A former FBI headquarters manager was accused Tuesday of obstructing justice by destroying all traces of an internal critique.
The apparent plea bargain with E. Michael Kahoe might lead to coverup charges against some of the four other suspended FBI officials who remain under investigation for their role in shootings at the remote cabin of white separatist Randy Weaver. These include former Deputy Director Larry Potts, who supervised the case from headquarters.
A one-count felony information was filed by federal prosecutors here against Kahoe, who headed the FBI’s violent crimes section at the time of the standoff. The charge carries a top penalty of 10 years in prison and a $250,000 fine.
The filing of a criminal information rather than a grand jury indictment usually means the defendant has agreed to plead guilty and cooperate with investigators. A Justice Department official, requesting anonymity, could not offer any reason for this case to depart from that practice.
No court date was set immediately.
FBI spokesman Bill Carter had no comment. Kahoe could not immediately be reached.
During the FBI’s August 1992 standoff with Weaver, a bureau sniper shot and killed Weaver’s wife, Vicki, and wounded Weaver and a friend, Kevin L. Harris. The FBI got involved after Weaver’s son, Samuel, and a deputy U.S. marshal, William F. Degan, were killed in gunfire Aug. 21 as marshals scouted for a way to arrest the elder Weaver for failing to appear in court on gun-sale charges.
“The government needs to prosecute those who issued the rules of engagement that resulted in the death of these people,” said Weaver’s lawyer, Gerry Spence. “The federal government is good at diverting our attention away from the real case” and toward a coverup case.
The government charged that between January and April 1993, Kahoe destroyed a written FBI “after action critique” so that it would not be available to prosecutors when Weaver and Harris were tried on charges of killing Degan.

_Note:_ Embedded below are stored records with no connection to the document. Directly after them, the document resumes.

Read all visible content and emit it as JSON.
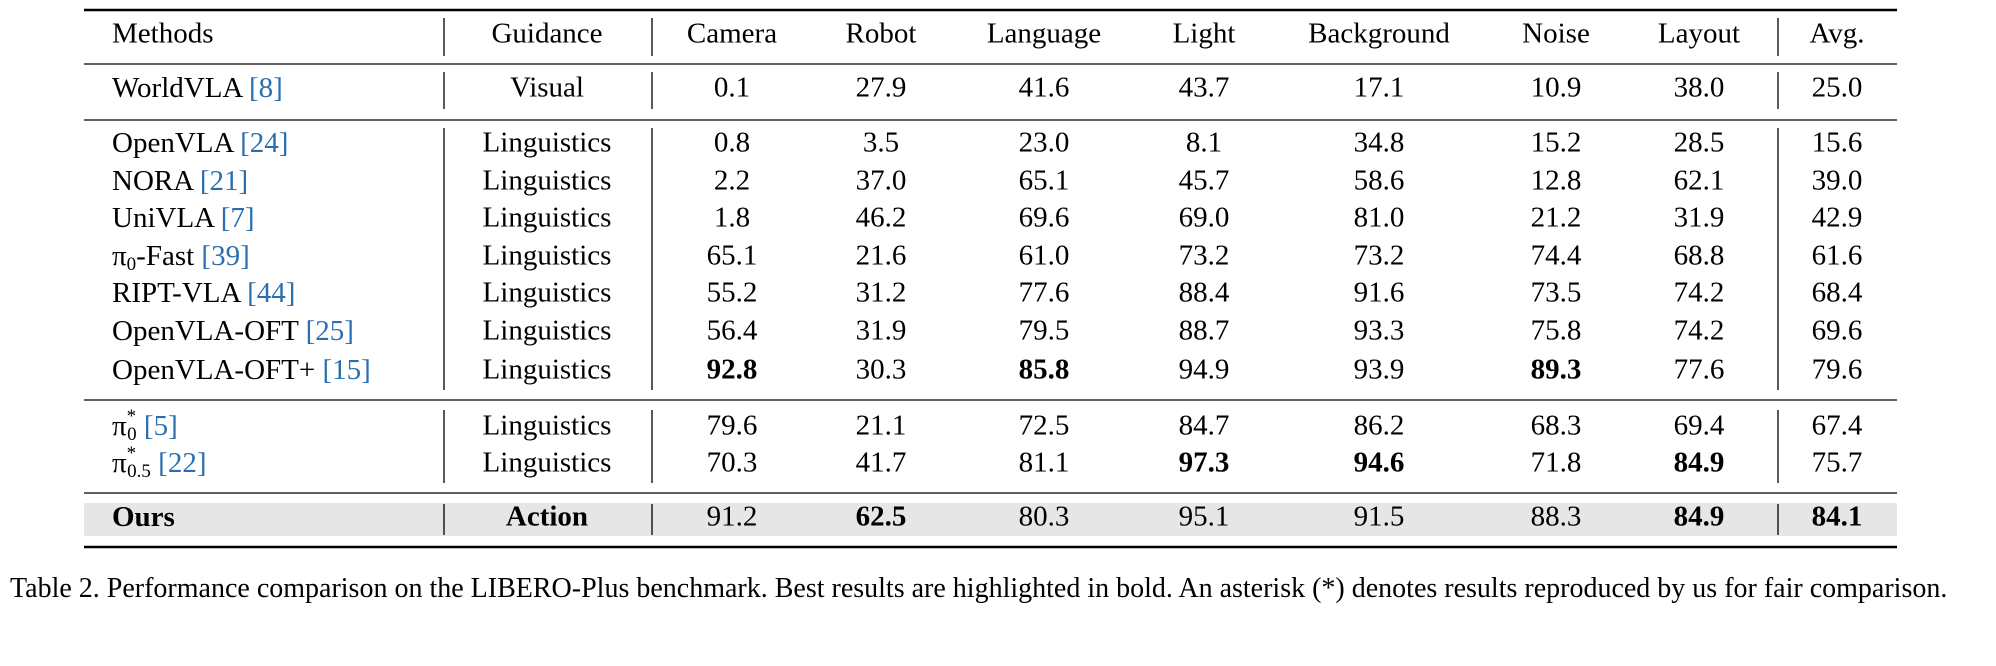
{
  "table": {
    "columns": [
      "Methods",
      "Guidance",
      "Camera",
      "Robot",
      "Language",
      "Light",
      "Background",
      "Noise",
      "Layout",
      "Avg."
    ],
    "groups": [
      [
        {
          "method": {
            "name": "WorldVLA",
            "ref": "[8]"
          },
          "guidance": "Visual",
          "values": [
            "0.1",
            "27.9",
            "41.6",
            "43.7",
            "17.1",
            "10.9",
            "38.0",
            "25.0"
          ],
          "bold": []
        }
      ],
      [
        {
          "method": {
            "name": "OpenVLA",
            "ref": "[24]"
          },
          "guidance": "Linguistics",
          "values": [
            "0.8",
            "3.5",
            "23.0",
            "8.1",
            "34.8",
            "15.2",
            "28.5",
            "15.6"
          ],
          "bold": []
        },
        {
          "method": {
            "name": "NORA",
            "ref": "[21]"
          },
          "guidance": "Linguistics",
          "values": [
            "2.2",
            "37.0",
            "65.1",
            "45.7",
            "58.6",
            "12.8",
            "62.1",
            "39.0"
          ],
          "bold": []
        },
        {
          "method": {
            "name": "UniVLA",
            "ref": "[7]"
          },
          "guidance": "Linguistics",
          "values": [
            "1.8",
            "46.2",
            "69.6",
            "69.0",
            "81.0",
            "21.2",
            "31.9",
            "42.9"
          ],
          "bold": []
        },
        {
          "method": {
            "name": "π",
            "sub": "0",
            "suffix": "-Fast",
            "ref": "[39]"
          },
          "guidance": "Linguistics",
          "values": [
            "65.1",
            "21.6",
            "61.0",
            "73.2",
            "73.2",
            "74.4",
            "68.8",
            "61.6"
          ],
          "bold": []
        },
        {
          "method": {
            "name": "RIPT-VLA",
            "ref": "[44]"
          },
          "guidance": "Linguistics",
          "values": [
            "55.2",
            "31.2",
            "77.6",
            "88.4",
            "91.6",
            "73.5",
            "74.2",
            "68.4"
          ],
          "bold": []
        },
        {
          "method": {
            "name": "OpenVLA-OFT",
            "ref": "[25]"
          },
          "guidance": "Linguistics",
          "values": [
            "56.4",
            "31.9",
            "79.5",
            "88.7",
            "93.3",
            "75.8",
            "74.2",
            "69.6"
          ],
          "bold": []
        },
        {
          "method": {
            "name": "OpenVLA-OFT+",
            "ref": "[15]"
          },
          "guidance": "Linguistics",
          "values": [
            "92.8",
            "30.3",
            "85.8",
            "94.9",
            "93.9",
            "89.3",
            "77.6",
            "79.6"
          ],
          "bold": [
            0,
            2,
            5
          ]
        }
      ],
      [
        {
          "method": {
            "name": "π",
            "sup": "*",
            "sub": "0",
            "ref": "[5]"
          },
          "guidance": "Linguistics",
          "values": [
            "79.6",
            "21.1",
            "72.5",
            "84.7",
            "86.2",
            "68.3",
            "69.4",
            "67.4"
          ],
          "bold": []
        },
        {
          "method": {
            "name": "π",
            "sup": "*",
            "sub": "0.5",
            "ref": "[22]"
          },
          "guidance": "Linguistics",
          "values": [
            "70.3",
            "41.7",
            "81.1",
            "97.3",
            "94.6",
            "71.8",
            "84.9",
            "75.7"
          ],
          "bold": [
            3,
            4,
            6
          ]
        }
      ],
      [
        {
          "method": {
            "name": "Ours"
          },
          "guidance": "Action",
          "values": [
            "91.2",
            "62.5",
            "80.3",
            "95.1",
            "91.5",
            "88.3",
            "84.9",
            "84.1"
          ],
          "bold": [
            1,
            6,
            7
          ],
          "highlight": true
        }
      ]
    ],
    "caption": "Table 2. Performance comparison on the LIBERO-Plus benchmark. Best results are highlighted in bold. An asterisk (*) denotes results reproduced by us for fair comparison."
  }
}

They were later acquitted.
The Constitution requires prosecutors to give the defense any government information that might help clear defendants, in this case, Weaver and Harris.
The government charged that Kahoe not only destroyed his copies of the report but ordered an unidentified subordinate at FBI headquarters “to destroy all copies of the Ruby Ridge after action critique and to make it appear as if the Ruby Ridge after action critique never existed.”
A key issue is who approved the controversial “shoot on sight” policy for snipers at the siege. Potts and the FBI’s field commander at Ruby Ridge, Eugene Glenn, have disagreed under oath over whether Potts approved it. Glenn claimed Potts ordered that agents “could and should” shoot to kill any armed adult male spotted in the open, but Potts denied saying “should.”
Later, FBI Director Louis Freeh — who took office a year after the shootings — concluded the FBI sniper was not following this order. But he nevertheless revised FBI weapons policies to preclude shooting except where necessary to prevent harm or injury.
Potts attorney, Dan Webb, said, “Potts never saw the after action report and had nothing to do with preparing or destroying it. Kahoe has no information harmful to Potts.”
Kahoe was in charge of gathering the main FBI participants in the standoff at a headquarters review conference on Nov. 2, 1992. He ordered the preparation of a written critique based on comments at the conference, and he helped edit it, the government said.
The government said Kahoe and other FBI executives refused to give federal prosecutors copies of FBI documents about the case in early until the Justice Department ordered them to do so. But Kahoe then withheld the after action critique from the material turned over, the government charged.
Kahoe and five other top FBI officials were suspended, when the case was referred to prosecutors. By then, Kahoe was head of the FBI office in Jacksonville, Fla.
Last June, one of the suspended agents, Anthony A. Betz, was cleared and returned to duty as assistant chief of the Baltimore FBI office. During the Ruby Ridge standoff, Betz was a unit chief in the criminal investigative division at headquarters.
The others still suspended with full pay are:
–Danny O. Coulson, Potts’ deputy during the siege.
–Gale Richard Evans, a violent crimes unit chief at headquarters at the time.
–George Michael “Mike” Baird, an inspector’s aide on a team that conducted an internal investigation of the incident in 1993-94.